The numbers: An early look at U.S. trade patterns in October showed a nearly 6% decline in the nation’s trade deficit in goods. The gap was the lowest level in 17 months, but the U.S. is still likely to post the biggest deficit in 2019 in 11 years.
The trade deficit in goods fell to $66.5 billion in October from a revised $70.5 billion in the prior month, the government said Tuesday.
Economists surveyed by MarketWatch had forecast a $71.8 billion deficit.
The advanced report also revealed an 0.2% increase in wholesale inventories and a 0.3% gain in retail inventories.

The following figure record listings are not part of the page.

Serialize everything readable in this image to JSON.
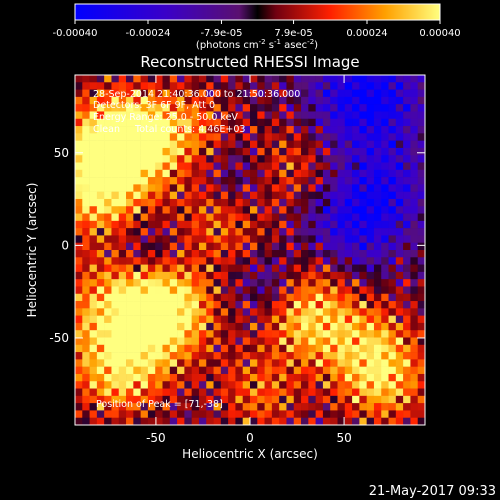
{
  "chart_data": {
    "type": "heatmap",
    "title": "Reconstructed RHESSI Image",
    "xlabel": "Heliocentric X (arcsec)",
    "ylabel": "Heliocentric Y (arcsec)",
    "xlim": [
      -93,
      93
    ],
    "ylim": [
      -97,
      92
    ],
    "xticks": [
      -50,
      0,
      50
    ],
    "yticks": [
      -50,
      0,
      50
    ],
    "colorbar": {
      "range": [
        -0.0004,
        0.0004
      ],
      "tick_values": [
        -0.0004,
        -0.00024,
        -7.9e-05,
        7.9e-05,
        0.00024,
        0.0004
      ],
      "tick_labels": [
        "-0.00040",
        "-0.00024",
        "-7.9e-05",
        "7.9e-05",
        "0.00024",
        "0.00040"
      ],
      "units_main": "(photons cm",
      "units_exp1": "-2",
      "units_mid": " s",
      "units_exp2": "-1",
      "units_tail": " asec",
      "units_exp3": "-2",
      "units_close": ")"
    },
    "annotations": [
      "28-Sep-2014 21:40:36.000 to 21:50:36.000",
      "Detectors: 3F 6F 9F, Att 0",
      "Energy Range: 25.0 - 50.0 keV",
      "Clean     Total counts: 4.46E+03"
    ],
    "peak_label": "Position of Peak = [71,-38]",
    "peak": [
      71,
      -38
    ],
    "footer_date": "21-May-2017 09:33"
  }
}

What happened: Imports of foreign-made goods declined by $5 billion to $201.8 billion in October, perhaps reflecting a recent pattern of up-and-down figures depending on the timing of new U.S. tariffs on China. Companies rush to buy imports before tariffs go into effect and cut back later on.
Exports of U.S. goods slipped by a smaller $900 million to $135.3 billion.

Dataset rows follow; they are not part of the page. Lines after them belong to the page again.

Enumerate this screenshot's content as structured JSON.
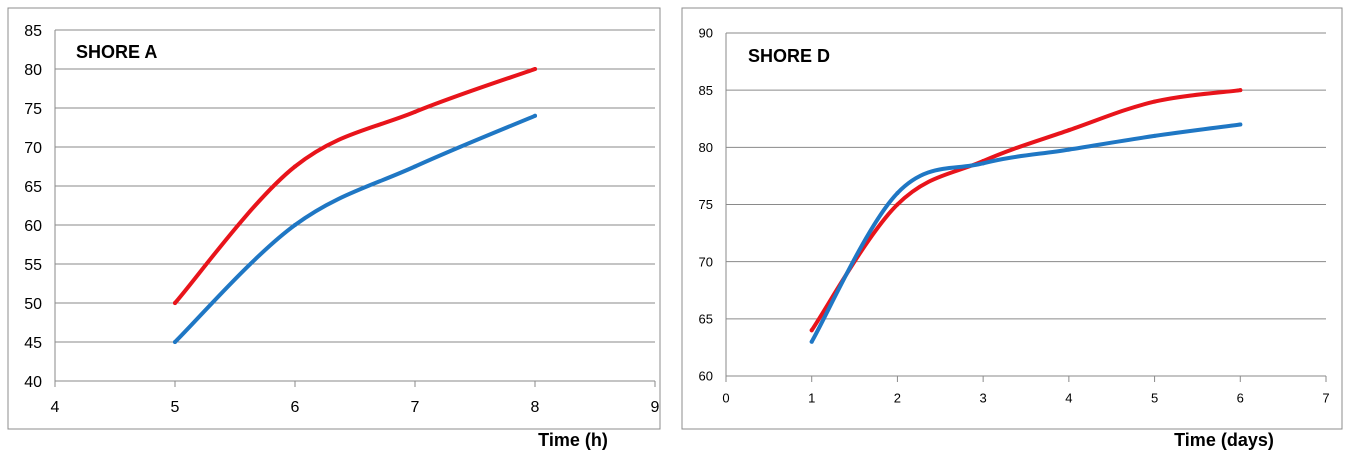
{
  "chart_data": [
    {
      "type": "line",
      "title": "SHORE A",
      "xlabel": "Time (h)",
      "ylabel": "",
      "xlim": [
        4,
        9
      ],
      "ylim": [
        40,
        85
      ],
      "xticks": [
        "4",
        "5",
        "6",
        "7",
        "8",
        "9"
      ],
      "yticks": [
        "40",
        "45",
        "50",
        "55",
        "60",
        "65",
        "70",
        "75",
        "80",
        "85"
      ],
      "grid": "horizontal",
      "series": [
        {
          "color": "#e8141b",
          "x": [
            5,
            6,
            7,
            8
          ],
          "values": [
            50,
            67.5,
            74.5,
            80
          ]
        },
        {
          "color": "#1f77c4",
          "x": [
            5,
            6,
            7,
            8
          ],
          "values": [
            45,
            60,
            67.5,
            74
          ]
        }
      ]
    },
    {
      "type": "line",
      "title": "SHORE D",
      "xlabel": "Time (days)",
      "ylabel": "",
      "xlim": [
        0,
        7
      ],
      "ylim": [
        60,
        90
      ],
      "xticks": [
        "0",
        "1",
        "2",
        "3",
        "4",
        "5",
        "6",
        "7"
      ],
      "yticks": [
        "60",
        "65",
        "70",
        "75",
        "80",
        "85",
        "90"
      ],
      "grid": "horizontal",
      "series": [
        {
          "color": "#e8141b",
          "x": [
            1,
            2,
            3,
            4,
            5,
            6
          ],
          "values": [
            64,
            75,
            78.8,
            81.5,
            84,
            85
          ]
        },
        {
          "color": "#1f77c4",
          "x": [
            1,
            2,
            3,
            4,
            5,
            6
          ],
          "values": [
            63,
            76,
            78.6,
            79.8,
            81,
            82
          ]
        }
      ]
    }
  ]
}
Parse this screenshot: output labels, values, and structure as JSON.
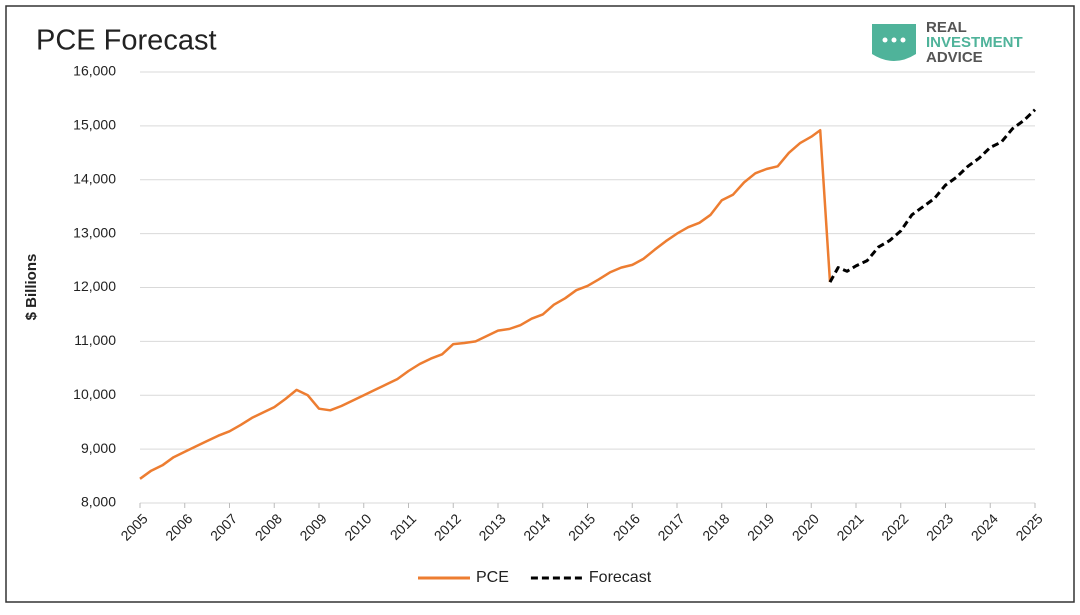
{
  "chart_data": {
    "type": "line",
    "title": "PCE Forecast",
    "logo": [
      "REAL",
      "INVESTMENT",
      "ADVICE"
    ],
    "ylabel": "$ Billions",
    "xlim": [
      2005,
      2025
    ],
    "xticks": [
      2005,
      2006,
      2007,
      2008,
      2009,
      2010,
      2011,
      2012,
      2013,
      2014,
      2015,
      2016,
      2017,
      2018,
      2019,
      2020,
      2021,
      2022,
      2023,
      2024,
      2025
    ],
    "ylim": [
      8000,
      16000
    ],
    "yticks": [
      {
        "value": 8000,
        "label": "8,000"
      },
      {
        "value": 9000,
        "label": "9,000"
      },
      {
        "value": 10000,
        "label": "10,000"
      },
      {
        "value": 11000,
        "label": "11,000"
      },
      {
        "value": 12000,
        "label": "12,000"
      },
      {
        "value": 13000,
        "label": "13,000"
      },
      {
        "value": 14000,
        "label": "14,000"
      },
      {
        "value": 15000,
        "label": "15,000"
      },
      {
        "value": 16000,
        "label": "16,000"
      }
    ],
    "grid": true,
    "legend": "bottom",
    "series": [
      {
        "name": "PCE",
        "color": "#ed7d31",
        "dashed": false,
        "x": [
          2005.0,
          2005.25,
          2005.5,
          2005.75,
          2006.0,
          2006.25,
          2006.5,
          2006.75,
          2007.0,
          2007.25,
          2007.5,
          2007.75,
          2008.0,
          2008.25,
          2008.5,
          2008.75,
          2009.0,
          2009.25,
          2009.5,
          2009.75,
          2010.0,
          2010.25,
          2010.5,
          2010.75,
          2011.0,
          2011.25,
          2011.5,
          2011.75,
          2012.0,
          2012.25,
          2012.5,
          2012.75,
          2013.0,
          2013.25,
          2013.5,
          2013.75,
          2014.0,
          2014.25,
          2014.5,
          2014.75,
          2015.0,
          2015.25,
          2015.5,
          2015.75,
          2016.0,
          2016.25,
          2016.5,
          2016.75,
          2017.0,
          2017.25,
          2017.5,
          2017.75,
          2018.0,
          2018.25,
          2018.5,
          2018.75,
          2019.0,
          2019.25,
          2019.5,
          2019.75,
          2020.0,
          2020.2,
          2020.42
        ],
        "values": [
          8450,
          8600,
          8700,
          8850,
          8950,
          9050,
          9150,
          9250,
          9330,
          9450,
          9580,
          9680,
          9780,
          9930,
          10100,
          10000,
          9750,
          9720,
          9800,
          9900,
          10000,
          10100,
          10200,
          10300,
          10450,
          10580,
          10680,
          10760,
          10950,
          10970,
          11000,
          11100,
          11200,
          11230,
          11300,
          11420,
          11500,
          11680,
          11800,
          11950,
          12030,
          12150,
          12280,
          12370,
          12420,
          12530,
          12700,
          12860,
          13000,
          13120,
          13200,
          13350,
          13620,
          13720,
          13950,
          14120,
          14200,
          14250,
          14500,
          14680,
          14800,
          14920,
          12100
        ]
      },
      {
        "name": "Forecast",
        "color": "#000000",
        "dashed": true,
        "x": [
          2020.42,
          2020.6,
          2020.8,
          2021.0,
          2021.25,
          2021.5,
          2021.75,
          2022.0,
          2022.25,
          2022.5,
          2022.75,
          2023.0,
          2023.25,
          2023.5,
          2023.75,
          2024.0,
          2024.25,
          2024.5,
          2024.75,
          2025.0
        ],
        "values": [
          12100,
          12370,
          12300,
          12400,
          12500,
          12750,
          12870,
          13050,
          13350,
          13500,
          13650,
          13900,
          14050,
          14250,
          14400,
          14600,
          14700,
          14950,
          15100,
          15300
        ]
      }
    ]
  }
}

Most trading between countries involves goods such as autos, airplanes, oil, chemicals, electronics, clothing and the like.
The full October trade report comes out next week and includes services. The U.S. has run a surplus for years in services such as banking, tourism and entertainment, but they reflect a small portion of trade. The services balance doesn’t change much from month to month.

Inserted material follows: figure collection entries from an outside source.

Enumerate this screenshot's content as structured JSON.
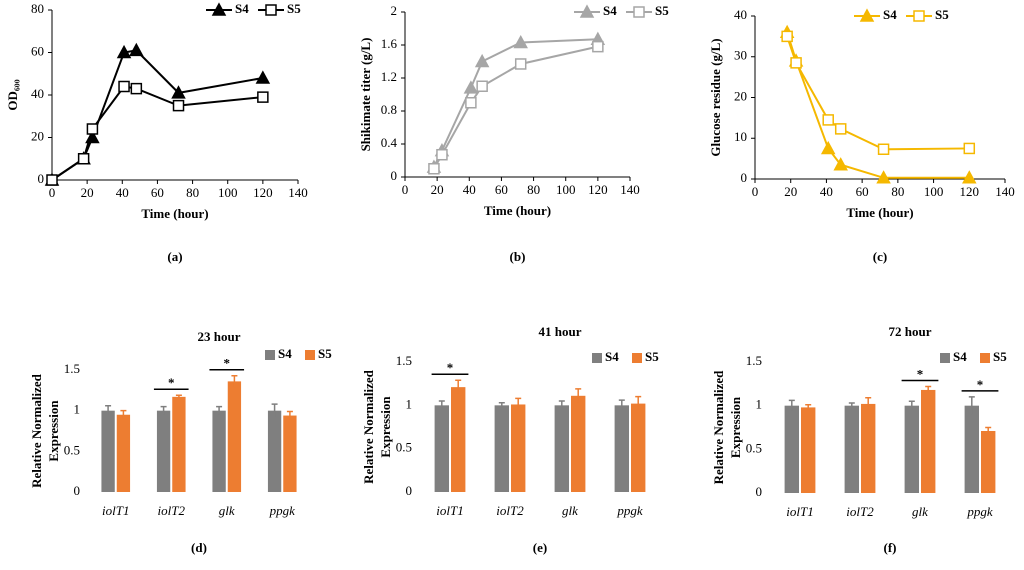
{
  "chart_data": [
    {
      "type": "line",
      "panel_label": "(a)",
      "xlabel": "Time (hour)",
      "ylabel": "OD₆₀₀",
      "x": [
        0,
        18,
        23,
        41,
        48,
        72,
        120
      ],
      "series": [
        {
          "name": "S4",
          "color": "#000000",
          "marker": "filled-triangle",
          "values": [
            0,
            10,
            20,
            60,
            61,
            41,
            48
          ]
        },
        {
          "name": "S5",
          "color": "#000000",
          "marker": "open-square",
          "values": [
            0,
            10,
            24,
            44,
            43,
            35,
            39
          ]
        }
      ],
      "xlim": [
        0,
        140
      ],
      "xticks": [
        0,
        20,
        40,
        60,
        80,
        100,
        120,
        140
      ],
      "ylim": [
        0,
        80
      ],
      "yticks": [
        0,
        20,
        40,
        60,
        80
      ],
      "legend": "upper right"
    },
    {
      "type": "line",
      "panel_label": "(b)",
      "xlabel": "Time (hour)",
      "ylabel": "Shikimate titer (g/L)",
      "x": [
        18,
        23,
        41,
        48,
        72,
        120
      ],
      "series": [
        {
          "name": "S4",
          "color": "#a6a6a6",
          "marker": "filled-triangle",
          "values": [
            0.12,
            0.32,
            1.08,
            1.4,
            1.63,
            1.67
          ]
        },
        {
          "name": "S5",
          "color": "#a6a6a6",
          "marker": "open-square",
          "values": [
            0.1,
            0.27,
            0.9,
            1.1,
            1.37,
            1.58
          ]
        }
      ],
      "xlim": [
        0,
        140
      ],
      "xticks": [
        0,
        20,
        40,
        60,
        80,
        100,
        120,
        140
      ],
      "ylim": [
        0,
        2
      ],
      "yticks": [
        0,
        0.4,
        0.8,
        1.2,
        1.6,
        2
      ],
      "legend": "upper right"
    },
    {
      "type": "line",
      "panel_label": "(c)",
      "xlabel": "Time (hour)",
      "ylabel": "Glucose residue (g/L)",
      "x": [
        18,
        23,
        41,
        48,
        72,
        120
      ],
      "series": [
        {
          "name": "S4",
          "color": "#f5b800",
          "marker": "filled-triangle",
          "values": [
            36,
            29,
            7.5,
            3.5,
            0.3,
            0.3
          ]
        },
        {
          "name": "S5",
          "color": "#f5b800",
          "marker": "open-square",
          "values": [
            35,
            28.5,
            14.5,
            12.3,
            7.3,
            7.5
          ]
        }
      ],
      "xlim": [
        0,
        140
      ],
      "xticks": [
        0,
        20,
        40,
        60,
        80,
        100,
        120,
        140
      ],
      "ylim": [
        0,
        40
      ],
      "yticks": [
        0,
        10,
        20,
        30,
        40
      ],
      "legend": "upper right"
    },
    {
      "type": "bar",
      "panel_label": "(d)",
      "title": "23 hour",
      "ylabel": [
        "Relative Normalized",
        "Expression"
      ],
      "categories": [
        "iolT1",
        "iolT2",
        "glk",
        "ppgk"
      ],
      "series": [
        {
          "name": "S4",
          "color": "#7f7f7f",
          "values": [
            1,
            1,
            1,
            1
          ],
          "errors": [
            0.06,
            0.05,
            0.05,
            0.08
          ]
        },
        {
          "name": "S5",
          "color": "#ed7d31",
          "values": [
            0.95,
            1.17,
            1.36,
            0.94
          ],
          "errors": [
            0.05,
            0.02,
            0.07,
            0.05
          ]
        }
      ],
      "annotations": [
        {
          "text": "*",
          "category": "iolT2"
        },
        {
          "text": "*",
          "category": "glk"
        }
      ],
      "ylim": [
        0,
        1.5
      ],
      "yticks": [
        0,
        0.5,
        1,
        1.5
      ],
      "legend": "upper right"
    },
    {
      "type": "bar",
      "panel_label": "(e)",
      "title": "41 hour",
      "ylabel": [
        "Relative Normalized",
        "Expression"
      ],
      "categories": [
        "iolT1",
        "iolT2",
        "glk",
        "ppgk"
      ],
      "series": [
        {
          "name": "S4",
          "color": "#7f7f7f",
          "values": [
            1,
            1,
            1,
            1
          ],
          "errors": [
            0.05,
            0.03,
            0.05,
            0.06
          ]
        },
        {
          "name": "S5",
          "color": "#ed7d31",
          "values": [
            1.21,
            1.01,
            1.11,
            1.02
          ],
          "errors": [
            0.08,
            0.07,
            0.08,
            0.08
          ]
        }
      ],
      "annotations": [
        {
          "text": "*",
          "category": "iolT1"
        }
      ],
      "ylim": [
        0,
        1.5
      ],
      "yticks": [
        0,
        0.5,
        1,
        1.5
      ],
      "legend": "upper right"
    },
    {
      "type": "bar",
      "panel_label": "(f)",
      "title": "72 hour",
      "ylabel": [
        "Relative Normalized",
        "Expression"
      ],
      "categories": [
        "iolT1",
        "iolT2",
        "glk",
        "ppgk"
      ],
      "series": [
        {
          "name": "S4",
          "color": "#7f7f7f",
          "values": [
            1,
            1,
            1,
            1
          ],
          "errors": [
            0.06,
            0.03,
            0.05,
            0.1
          ]
        },
        {
          "name": "S5",
          "color": "#ed7d31",
          "values": [
            0.98,
            1.02,
            1.18,
            0.71
          ],
          "errors": [
            0.03,
            0.07,
            0.04,
            0.04
          ]
        }
      ],
      "annotations": [
        {
          "text": "*",
          "category": "glk"
        },
        {
          "text": "*",
          "category": "ppgk"
        }
      ],
      "ylim": [
        0,
        1.5
      ],
      "yticks": [
        0,
        0.5,
        1,
        1.5
      ],
      "legend": "upper right"
    }
  ]
}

In September the total U.S. trade deficit was $52.5 billion.
Big picture: The U.S. has run large trade deficits for years and nothing has really changed despite on-and-off efforts to reduce them. Even though Trump administration tariffs have caused Chinese imports to decline, imports from other countries have risen.
Higher deficits subtract from gross domestic product, though rising inventories add to GDP.